UPDATE – The earthquake measured beneath Kīlauea Volcano’s south flank on Thursday was upgraded to a magnitude-4.4.
HAWAII VOLCANOES NATIONAL PARK – A magnitude 4.3 earthquake shook the shores of Hawai’i Volcanoes National Park late Thursday morning.
Hawii County Civil Defense issued an alert message on the quake, reporting the temblor was not large enough to cause a tsunami for the island or state of Hawai’i.
The 4.3 earthquake occurred at approximately 10:27 a.m. Thursday, and preliminary data shows the quake was centered in the vicinity of Hilina Pali in the Hawai’i Volcanoes National Park.
“As in all earthquakes, be aware of the possibilities of aftershocks,” Hawaii County Civil Defense stated in a message. “If the earthquake was strongly felt in your area, precautionary checks should be made for any damages, especially to utility connections of gas, water and power.”
UPDATE – The USGS Hawaiian Volcano Observatory says its “Did you feel it?” website received 175 felt reports within the first hour of the earthquake.
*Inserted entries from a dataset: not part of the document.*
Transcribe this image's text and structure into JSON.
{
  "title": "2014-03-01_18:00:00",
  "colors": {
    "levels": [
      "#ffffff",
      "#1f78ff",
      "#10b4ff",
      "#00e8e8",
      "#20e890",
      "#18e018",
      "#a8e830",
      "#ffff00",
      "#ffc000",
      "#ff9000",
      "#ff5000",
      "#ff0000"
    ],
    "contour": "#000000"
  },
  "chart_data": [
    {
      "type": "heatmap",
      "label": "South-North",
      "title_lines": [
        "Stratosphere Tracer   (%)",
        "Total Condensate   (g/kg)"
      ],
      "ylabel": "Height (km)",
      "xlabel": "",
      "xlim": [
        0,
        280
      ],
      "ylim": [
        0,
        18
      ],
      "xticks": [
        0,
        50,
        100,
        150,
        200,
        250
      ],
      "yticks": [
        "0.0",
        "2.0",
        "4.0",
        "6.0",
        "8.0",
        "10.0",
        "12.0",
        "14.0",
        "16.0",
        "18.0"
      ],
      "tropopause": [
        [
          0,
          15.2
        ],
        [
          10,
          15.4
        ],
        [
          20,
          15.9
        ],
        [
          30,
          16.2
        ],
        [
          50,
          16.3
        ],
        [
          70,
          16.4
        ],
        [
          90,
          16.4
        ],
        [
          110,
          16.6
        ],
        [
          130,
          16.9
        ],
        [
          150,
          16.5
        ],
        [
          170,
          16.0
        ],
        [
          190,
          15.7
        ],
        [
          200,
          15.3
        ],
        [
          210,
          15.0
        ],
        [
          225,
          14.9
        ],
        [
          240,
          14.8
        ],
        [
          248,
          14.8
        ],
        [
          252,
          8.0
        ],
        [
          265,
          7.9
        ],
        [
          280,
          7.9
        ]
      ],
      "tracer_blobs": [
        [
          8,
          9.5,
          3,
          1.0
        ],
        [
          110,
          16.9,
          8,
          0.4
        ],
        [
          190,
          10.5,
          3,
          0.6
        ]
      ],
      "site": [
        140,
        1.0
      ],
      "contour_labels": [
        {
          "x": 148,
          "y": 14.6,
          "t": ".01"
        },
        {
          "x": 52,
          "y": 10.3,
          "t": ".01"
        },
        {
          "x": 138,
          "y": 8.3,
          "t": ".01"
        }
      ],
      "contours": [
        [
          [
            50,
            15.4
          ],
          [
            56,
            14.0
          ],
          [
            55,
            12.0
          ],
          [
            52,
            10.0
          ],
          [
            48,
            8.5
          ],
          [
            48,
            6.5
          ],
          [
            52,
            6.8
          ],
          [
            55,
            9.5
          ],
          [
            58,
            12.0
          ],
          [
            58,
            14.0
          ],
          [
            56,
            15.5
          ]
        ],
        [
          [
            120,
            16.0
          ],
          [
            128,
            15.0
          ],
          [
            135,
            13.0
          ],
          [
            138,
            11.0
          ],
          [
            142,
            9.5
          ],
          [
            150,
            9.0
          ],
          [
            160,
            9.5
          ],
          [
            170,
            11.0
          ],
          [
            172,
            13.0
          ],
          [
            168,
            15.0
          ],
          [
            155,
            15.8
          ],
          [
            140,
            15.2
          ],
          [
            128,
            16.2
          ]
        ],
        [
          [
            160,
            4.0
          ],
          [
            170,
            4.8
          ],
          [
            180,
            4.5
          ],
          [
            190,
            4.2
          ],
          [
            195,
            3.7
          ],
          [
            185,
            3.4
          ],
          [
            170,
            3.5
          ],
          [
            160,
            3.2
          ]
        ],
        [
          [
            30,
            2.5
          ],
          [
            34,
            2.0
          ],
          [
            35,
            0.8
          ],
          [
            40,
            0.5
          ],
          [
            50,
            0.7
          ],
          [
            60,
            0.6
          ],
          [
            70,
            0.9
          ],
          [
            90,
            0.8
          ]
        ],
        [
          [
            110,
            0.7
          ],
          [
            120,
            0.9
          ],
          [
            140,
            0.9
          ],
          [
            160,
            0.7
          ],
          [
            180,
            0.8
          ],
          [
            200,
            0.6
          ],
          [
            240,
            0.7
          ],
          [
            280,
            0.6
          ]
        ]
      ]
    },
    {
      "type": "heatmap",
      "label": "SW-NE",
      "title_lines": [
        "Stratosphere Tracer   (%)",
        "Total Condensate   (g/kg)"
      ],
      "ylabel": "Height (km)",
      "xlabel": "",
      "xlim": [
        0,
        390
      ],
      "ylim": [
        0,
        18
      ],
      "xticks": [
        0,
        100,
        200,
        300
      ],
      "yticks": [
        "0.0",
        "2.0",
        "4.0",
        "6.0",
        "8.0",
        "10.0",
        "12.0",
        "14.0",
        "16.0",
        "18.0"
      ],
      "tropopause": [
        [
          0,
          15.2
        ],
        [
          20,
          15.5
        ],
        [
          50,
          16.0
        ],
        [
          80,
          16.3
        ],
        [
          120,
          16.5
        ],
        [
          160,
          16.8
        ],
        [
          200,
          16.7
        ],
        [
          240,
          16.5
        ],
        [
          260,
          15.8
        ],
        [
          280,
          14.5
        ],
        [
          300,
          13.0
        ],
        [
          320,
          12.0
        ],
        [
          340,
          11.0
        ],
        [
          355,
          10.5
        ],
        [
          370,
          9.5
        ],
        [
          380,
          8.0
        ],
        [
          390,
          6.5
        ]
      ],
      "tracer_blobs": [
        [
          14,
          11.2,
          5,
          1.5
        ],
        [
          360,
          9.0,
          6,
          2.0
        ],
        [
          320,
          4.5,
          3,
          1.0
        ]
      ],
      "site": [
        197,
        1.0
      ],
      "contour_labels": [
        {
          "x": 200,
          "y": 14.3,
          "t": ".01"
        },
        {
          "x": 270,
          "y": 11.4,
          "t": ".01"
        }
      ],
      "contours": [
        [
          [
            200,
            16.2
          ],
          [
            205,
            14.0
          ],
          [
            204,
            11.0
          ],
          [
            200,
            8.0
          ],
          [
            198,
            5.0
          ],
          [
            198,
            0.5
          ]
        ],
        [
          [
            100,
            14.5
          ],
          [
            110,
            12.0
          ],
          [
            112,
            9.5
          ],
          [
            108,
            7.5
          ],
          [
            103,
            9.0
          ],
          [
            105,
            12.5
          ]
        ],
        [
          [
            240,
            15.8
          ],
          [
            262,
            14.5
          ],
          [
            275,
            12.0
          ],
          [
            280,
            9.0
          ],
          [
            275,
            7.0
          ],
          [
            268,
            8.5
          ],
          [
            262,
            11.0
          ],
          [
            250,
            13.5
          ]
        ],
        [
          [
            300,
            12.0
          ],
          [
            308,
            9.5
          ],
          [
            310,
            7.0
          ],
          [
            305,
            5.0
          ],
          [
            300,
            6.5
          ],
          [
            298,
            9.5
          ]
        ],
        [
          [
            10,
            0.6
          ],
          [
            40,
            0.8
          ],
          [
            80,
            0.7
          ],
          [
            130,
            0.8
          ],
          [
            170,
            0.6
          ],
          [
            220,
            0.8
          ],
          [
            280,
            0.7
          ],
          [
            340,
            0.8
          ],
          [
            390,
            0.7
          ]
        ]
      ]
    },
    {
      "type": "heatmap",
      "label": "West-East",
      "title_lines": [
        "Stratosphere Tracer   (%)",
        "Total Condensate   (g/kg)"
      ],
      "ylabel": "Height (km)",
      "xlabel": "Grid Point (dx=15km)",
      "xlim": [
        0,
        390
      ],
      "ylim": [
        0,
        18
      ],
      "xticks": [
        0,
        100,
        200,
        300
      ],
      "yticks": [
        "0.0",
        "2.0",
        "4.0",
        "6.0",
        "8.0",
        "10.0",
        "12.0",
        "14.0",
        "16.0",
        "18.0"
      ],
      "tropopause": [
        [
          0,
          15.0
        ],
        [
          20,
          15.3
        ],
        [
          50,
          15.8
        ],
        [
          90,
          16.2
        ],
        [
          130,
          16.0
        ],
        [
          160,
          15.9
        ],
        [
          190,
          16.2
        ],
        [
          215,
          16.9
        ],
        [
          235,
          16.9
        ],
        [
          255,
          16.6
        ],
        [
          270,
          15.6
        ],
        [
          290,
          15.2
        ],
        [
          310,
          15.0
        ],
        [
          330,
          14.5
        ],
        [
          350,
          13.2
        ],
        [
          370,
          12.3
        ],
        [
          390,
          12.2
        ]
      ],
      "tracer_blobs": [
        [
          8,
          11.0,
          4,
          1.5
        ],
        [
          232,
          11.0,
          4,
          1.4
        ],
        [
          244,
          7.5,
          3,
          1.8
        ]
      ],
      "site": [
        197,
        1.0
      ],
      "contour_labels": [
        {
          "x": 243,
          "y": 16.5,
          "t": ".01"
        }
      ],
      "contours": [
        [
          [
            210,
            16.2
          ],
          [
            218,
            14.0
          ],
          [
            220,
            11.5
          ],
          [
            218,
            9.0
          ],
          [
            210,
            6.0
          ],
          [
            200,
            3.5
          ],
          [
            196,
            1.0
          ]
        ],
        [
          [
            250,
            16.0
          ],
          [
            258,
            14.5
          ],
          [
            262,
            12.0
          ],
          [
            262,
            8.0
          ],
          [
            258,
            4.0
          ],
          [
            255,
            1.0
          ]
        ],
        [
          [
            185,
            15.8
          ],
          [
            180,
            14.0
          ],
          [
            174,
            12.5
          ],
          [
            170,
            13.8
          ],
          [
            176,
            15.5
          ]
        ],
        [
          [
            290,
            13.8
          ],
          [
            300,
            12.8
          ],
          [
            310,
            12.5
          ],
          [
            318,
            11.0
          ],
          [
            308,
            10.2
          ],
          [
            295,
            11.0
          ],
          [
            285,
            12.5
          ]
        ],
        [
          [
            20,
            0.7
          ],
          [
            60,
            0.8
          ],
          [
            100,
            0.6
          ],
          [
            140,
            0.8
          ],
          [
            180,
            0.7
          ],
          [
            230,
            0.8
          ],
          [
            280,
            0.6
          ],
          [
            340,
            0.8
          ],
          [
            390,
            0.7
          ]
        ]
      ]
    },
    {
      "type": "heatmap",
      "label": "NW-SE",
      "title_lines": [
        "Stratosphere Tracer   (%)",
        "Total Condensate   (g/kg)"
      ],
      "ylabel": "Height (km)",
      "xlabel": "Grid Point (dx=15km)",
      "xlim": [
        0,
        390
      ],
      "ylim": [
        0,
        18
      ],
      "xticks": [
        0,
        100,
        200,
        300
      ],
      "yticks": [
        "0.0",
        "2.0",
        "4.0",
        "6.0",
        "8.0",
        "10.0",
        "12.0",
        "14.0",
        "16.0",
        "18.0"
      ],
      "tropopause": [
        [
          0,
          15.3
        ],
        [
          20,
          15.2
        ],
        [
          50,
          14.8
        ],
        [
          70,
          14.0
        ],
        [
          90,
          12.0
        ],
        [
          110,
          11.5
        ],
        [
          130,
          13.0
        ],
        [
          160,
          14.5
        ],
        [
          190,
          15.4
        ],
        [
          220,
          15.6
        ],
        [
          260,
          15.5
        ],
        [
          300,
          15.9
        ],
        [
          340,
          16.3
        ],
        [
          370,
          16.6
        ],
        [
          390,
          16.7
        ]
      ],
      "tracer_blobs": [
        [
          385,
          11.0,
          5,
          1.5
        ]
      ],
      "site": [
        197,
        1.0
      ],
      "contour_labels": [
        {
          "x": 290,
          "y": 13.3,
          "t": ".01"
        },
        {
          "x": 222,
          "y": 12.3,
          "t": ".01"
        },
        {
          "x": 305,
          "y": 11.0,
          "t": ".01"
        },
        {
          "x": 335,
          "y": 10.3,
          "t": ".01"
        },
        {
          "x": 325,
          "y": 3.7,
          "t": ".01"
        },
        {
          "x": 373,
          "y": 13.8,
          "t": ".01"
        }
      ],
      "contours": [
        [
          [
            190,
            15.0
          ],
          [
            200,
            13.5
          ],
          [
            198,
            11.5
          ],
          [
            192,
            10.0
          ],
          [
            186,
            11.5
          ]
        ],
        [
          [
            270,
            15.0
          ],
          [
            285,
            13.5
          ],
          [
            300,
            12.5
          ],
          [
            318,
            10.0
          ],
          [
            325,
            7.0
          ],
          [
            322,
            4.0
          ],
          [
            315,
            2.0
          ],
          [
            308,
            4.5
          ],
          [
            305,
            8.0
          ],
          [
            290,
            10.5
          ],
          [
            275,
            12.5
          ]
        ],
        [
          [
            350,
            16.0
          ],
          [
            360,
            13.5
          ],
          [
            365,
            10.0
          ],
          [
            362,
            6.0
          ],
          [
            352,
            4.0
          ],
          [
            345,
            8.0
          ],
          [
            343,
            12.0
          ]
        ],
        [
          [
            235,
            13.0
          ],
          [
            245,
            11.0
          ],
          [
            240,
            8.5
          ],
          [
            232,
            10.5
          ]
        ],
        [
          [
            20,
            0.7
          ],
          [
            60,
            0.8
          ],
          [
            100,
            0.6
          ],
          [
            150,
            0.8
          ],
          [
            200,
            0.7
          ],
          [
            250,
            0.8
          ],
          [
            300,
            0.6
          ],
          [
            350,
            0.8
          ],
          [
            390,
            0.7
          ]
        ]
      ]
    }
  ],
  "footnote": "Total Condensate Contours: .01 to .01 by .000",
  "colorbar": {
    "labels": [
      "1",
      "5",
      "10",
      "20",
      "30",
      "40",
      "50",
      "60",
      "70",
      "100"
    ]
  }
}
The maximum intensity of shaking reported by Island of Hawaiʻi residents was III on the Mercalli Intensity Scale, indicating weak shaking.
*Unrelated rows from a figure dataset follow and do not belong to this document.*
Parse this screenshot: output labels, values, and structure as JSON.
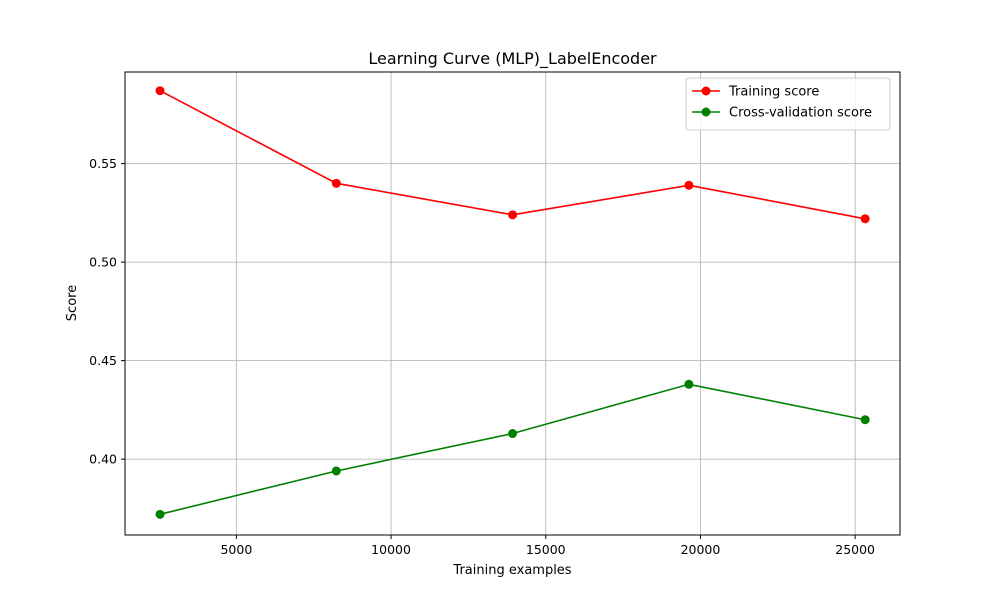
{
  "chart_data": {
    "type": "line",
    "title": "Learning Curve (MLP)_LabelEncoder",
    "xlabel": "Training examples",
    "ylabel": "Score",
    "xlim": [
      1400,
      26450
    ],
    "ylim": [
      0.3615,
      0.5965
    ],
    "x": [
      2532,
      8230,
      13928,
      19626,
      25324
    ],
    "xticks": [
      5000,
      10000,
      15000,
      20000,
      25000
    ],
    "xtick_labels": [
      "5000",
      "10000",
      "15000",
      "20000",
      "25000"
    ],
    "yticks": [
      0.4,
      0.45,
      0.5,
      0.55
    ],
    "ytick_labels": [
      "0.40",
      "0.45",
      "0.50",
      "0.55"
    ],
    "grid": true,
    "legend_position": "top-right",
    "series": [
      {
        "name": "Training score",
        "color": "#ff0000",
        "values": [
          0.587,
          0.54,
          0.524,
          0.539,
          0.522
        ]
      },
      {
        "name": "Cross-validation score",
        "color": "#008000",
        "values": [
          0.372,
          0.394,
          0.413,
          0.438,
          0.42
        ]
      }
    ]
  }
}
According to HVO Scientist-in-Charge Christina Neal, the earthquake had no apparent effect on Kīlauea Volcano’s ongoing eruptions. “HVO monitoring networks have not detected any significant changes in activity at the summit or along the rift zones of Kīlauea or at other Hawaiian volcanoes resulting from the earthquake,” Neal reported in a media release.
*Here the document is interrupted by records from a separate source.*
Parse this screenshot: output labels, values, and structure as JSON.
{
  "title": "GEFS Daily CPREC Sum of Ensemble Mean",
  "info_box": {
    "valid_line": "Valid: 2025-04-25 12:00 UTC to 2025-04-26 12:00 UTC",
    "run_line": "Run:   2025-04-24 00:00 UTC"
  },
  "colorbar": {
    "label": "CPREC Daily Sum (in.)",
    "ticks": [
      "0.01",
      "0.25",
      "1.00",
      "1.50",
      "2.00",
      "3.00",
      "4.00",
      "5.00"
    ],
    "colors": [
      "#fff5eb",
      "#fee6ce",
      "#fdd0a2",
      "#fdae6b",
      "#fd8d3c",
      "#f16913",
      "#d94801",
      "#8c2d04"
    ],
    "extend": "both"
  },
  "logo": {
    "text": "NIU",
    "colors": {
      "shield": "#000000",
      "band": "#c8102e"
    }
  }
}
There was one minor (M2.6) foreshock and several minor aftershocks following this morning’s magnitude-4.4 earthquake, USGS says.
“Kīlauea’s south flank has been the site of 29 earthquakes of magnitude-4.0 or greater during the past 25 years,” the Hawaiian Volcano Observatory included. “Most are caused by abrupt motion of the volcano’s south flank, which moves to the southeast over the oceanic crust as a result of magma being injected into the East Rift Zone. The location, depth, and waveforms recorded as part of today’s earthquake are all consistent with slip along or above this south flank fault.”